The Cambridge Dictionary defined the term in early 2015, citing bro-country as "a sub-genre of country music sung by young white men, featuring songs with macho themes such as trucks, drinking and partying" and adding that it's “[a] celebration of … life that features trucks, beer and scantily clad women as the must-have accessories." But Owen prefers to look at country music as simply country music.

"On the same radio station, you can hear "What We Ain't Got," which was a slow, broke-down country song, or Jamey Johnson's "In Color" or Kacey Musgraves, [and] it's the same station that will play Sam Hunt's songs that sound more pop-oriented," he says. "I love Sam Hunt’s stuff, I think it's awesome, but I also love Sturgill Simpson, and I'm comfortable saying that."

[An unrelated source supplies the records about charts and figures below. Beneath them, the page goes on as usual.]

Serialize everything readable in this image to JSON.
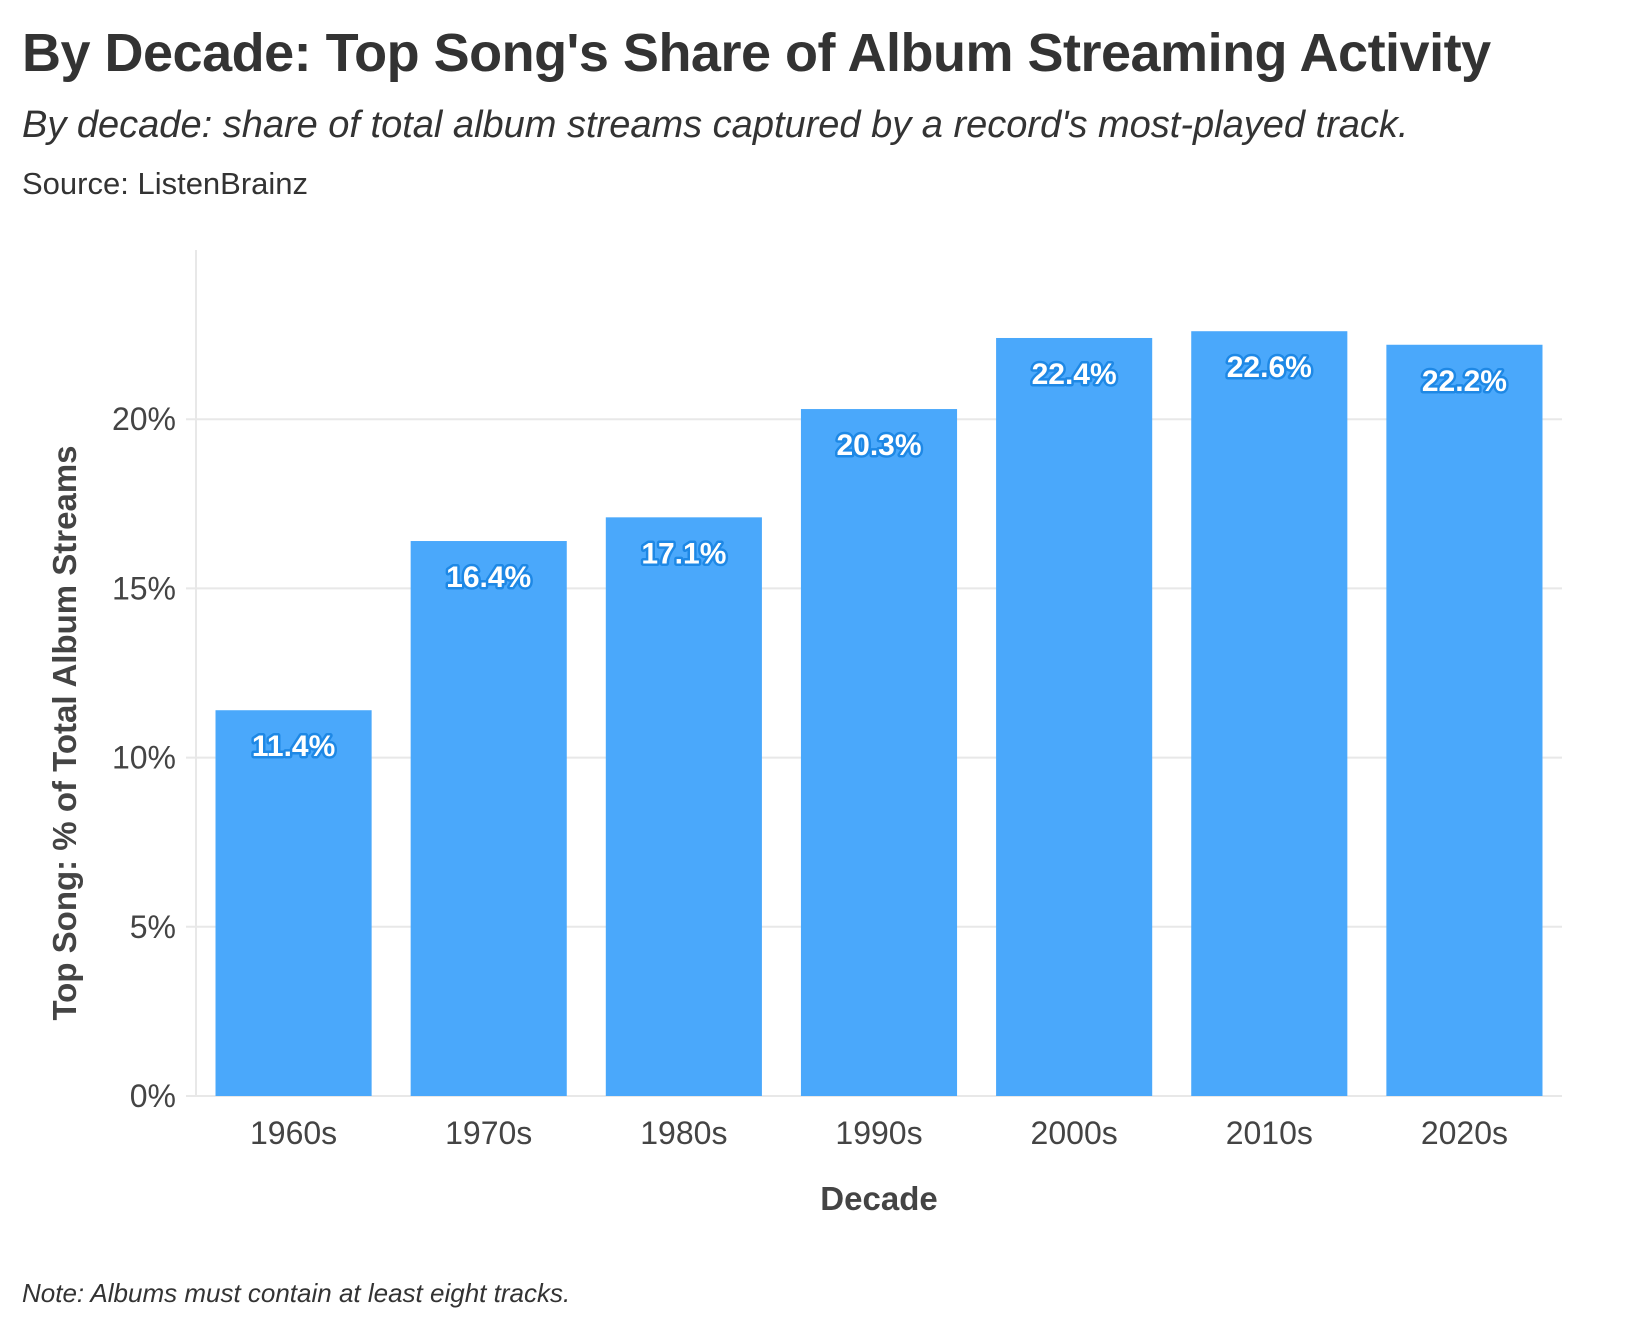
{
  "header": {
    "title": "By Decade: Top Song's Share of Album Streaming Activity",
    "subtitle": "By decade: share of total album streams captured by a record's most-played track.",
    "source": "Source: ListenBrainz"
  },
  "footer": {
    "note": "Note: Albums must contain at least eight tracks."
  },
  "colors": {
    "bar": "#4aa8fb",
    "label_outline": "#1e88e5",
    "grid": "#e8e8e8",
    "text": "#333333"
  },
  "chart_data": {
    "type": "bar",
    "categories": [
      "1960s",
      "1970s",
      "1980s",
      "1990s",
      "2000s",
      "2010s",
      "2020s"
    ],
    "values": [
      11.4,
      16.4,
      17.1,
      20.3,
      22.4,
      22.6,
      22.2
    ],
    "data_labels": [
      "11.4%",
      "16.4%",
      "17.1%",
      "20.3%",
      "22.4%",
      "22.6%",
      "22.2%"
    ],
    "xlabel": "Decade",
    "ylabel": "Top Song: % of Total Album Streams",
    "ylim": [
      0,
      25
    ],
    "yticks": [
      0,
      5,
      10,
      15,
      20
    ],
    "ytick_labels": [
      "0%",
      "5%",
      "10%",
      "15%",
      "20%"
    ],
    "grid": true,
    "legend": "none"
  }
}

In fact, Owen doesn't think that adding a definition to the types of songs is worth it. After all, he points out, "People are there for the experience and for the music, and they're there for the way it feels to relate to a song that you just like. There's not much more thought to it than that."

And for those who still aren't convinced, the singer adds one more thought: "If you try to put more thought into it than that, you're a d--k. I get so tired of people who try to put everything into a box."

Owen has resisted being put in a box himself, insisting that he's more than "the f--king beach bum." He's working on a new record that will show a different side of himself -- one that has been changed by marriage, fatherhood, his own father beating cancer and a whole lot of "real life" issues.